Nuclear Dream
- Author: Sergey Lukyanenko
- Original title: "Атомный Сон" ("Atomnyi Son")
- Language: Russian
- Genre: sci-fi collection
- Publication date: 2002
- Publication place: Russia
- Media type: Print (hardback & paperback)
- ISBN: 5-17-012405-8
- OCLC: 50561698
- LC Class: PG3483.U498 A95 2002

= Nuclear Dream =

Nuclear Dream is a collection of various works by Sergei Lukyanenko, published in 2002. Most of the short stories were previously published individually, either online on in various literary magazines.
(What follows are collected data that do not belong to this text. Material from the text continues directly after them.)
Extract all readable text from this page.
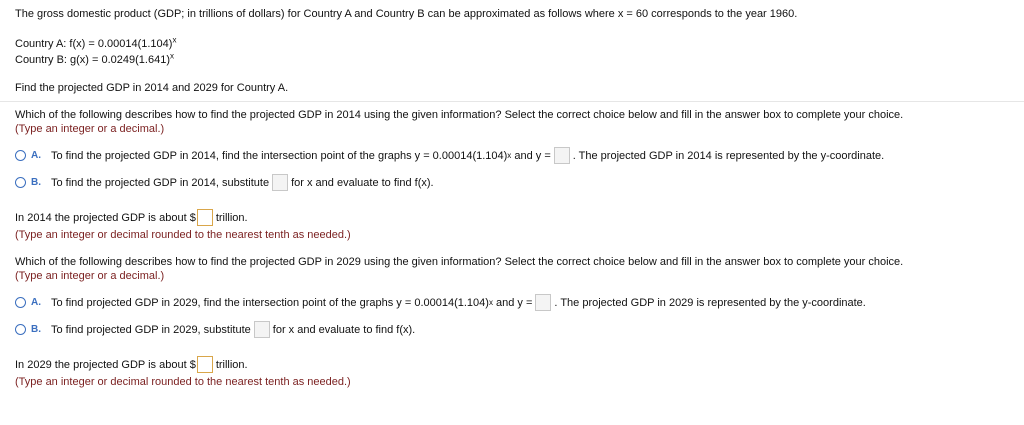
The gross domestic product (GDP; in trillions of dollars) for Country A and Country B can be approximated as follows where x = 60 corresponds to the year 1960.
Country A: $f(x) = 0.00014(1.104)^x$
Country B: $g(x) = 0.0249(1.641)^x$
Find the projected GDP in 2014 and 2029 for Country A.
Which of the following describes how to find the projected GDP in 2014 using the given information? Select the correct choice below and fill in the answer box to complete your choice.
(Type an integer or a decimal.)
A. To find the projected GDP in 2014, find the intersection point of the graphs y = 0.00014(1.104) x and y = . The projected GDP in 2014 is represented by the y-coordinate.
B. To find the projected GDP in 2014, substitute for x and evaluate to find f(x).
In 2014 the projected GDP is about $ trillion.
(Type an integer or decimal rounded to the nearest tenth as needed.)
Which of the following describes how to find the projected GDP in 2029 using the given information? Select the correct choice below and fill in the answer box to complete your choice.
(Type an integer or a decimal.)
A. To find projected GDP in 2029, find the intersection point of the graphs y = 0.00014(1.104) x and y = . The projected GDP in 2029 is represented by the y-coordinate.
B. To find projected GDP in 2029, substitute for x and evaluate to find f(x).
In 2029 the projected GDP is about $ trillion.
(Type an integer or decimal rounded to the nearest tenth as needed.)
Along with other things, it includes the novel Nuclear Dream.

==Novels==

- Transparent Stained-Glass Windows
- Nuclear Dream

==Short stories==

=== From Fate===

- Evening Conversation with Mister Special Ambassador
- From Fate
- Footsteps Behind Your Back
- Negotiators
- Ahaulya Lyalyapta

===Time Spiral===

- A Talk Between Men
- Time Spiral
- Professional
- Coincidence
- Very Important Cargo

==Miscellaneous Work==

=== Articles===

- World of Moving Pictures
- History of Illnesses or Games That Play People

===Scripts===

This section contains the initial draft of the scripts for the Night Watch film adaptation that were written during the period when the novel was supposed to be adapted into a made-for-TV mini-series.

===Pranks===

- Koblandy-batyr and Barsa-Kelmes - chronicles a prank the author and his friends pulled up in college and what happened when a legitimate magazine treated it as a real thing.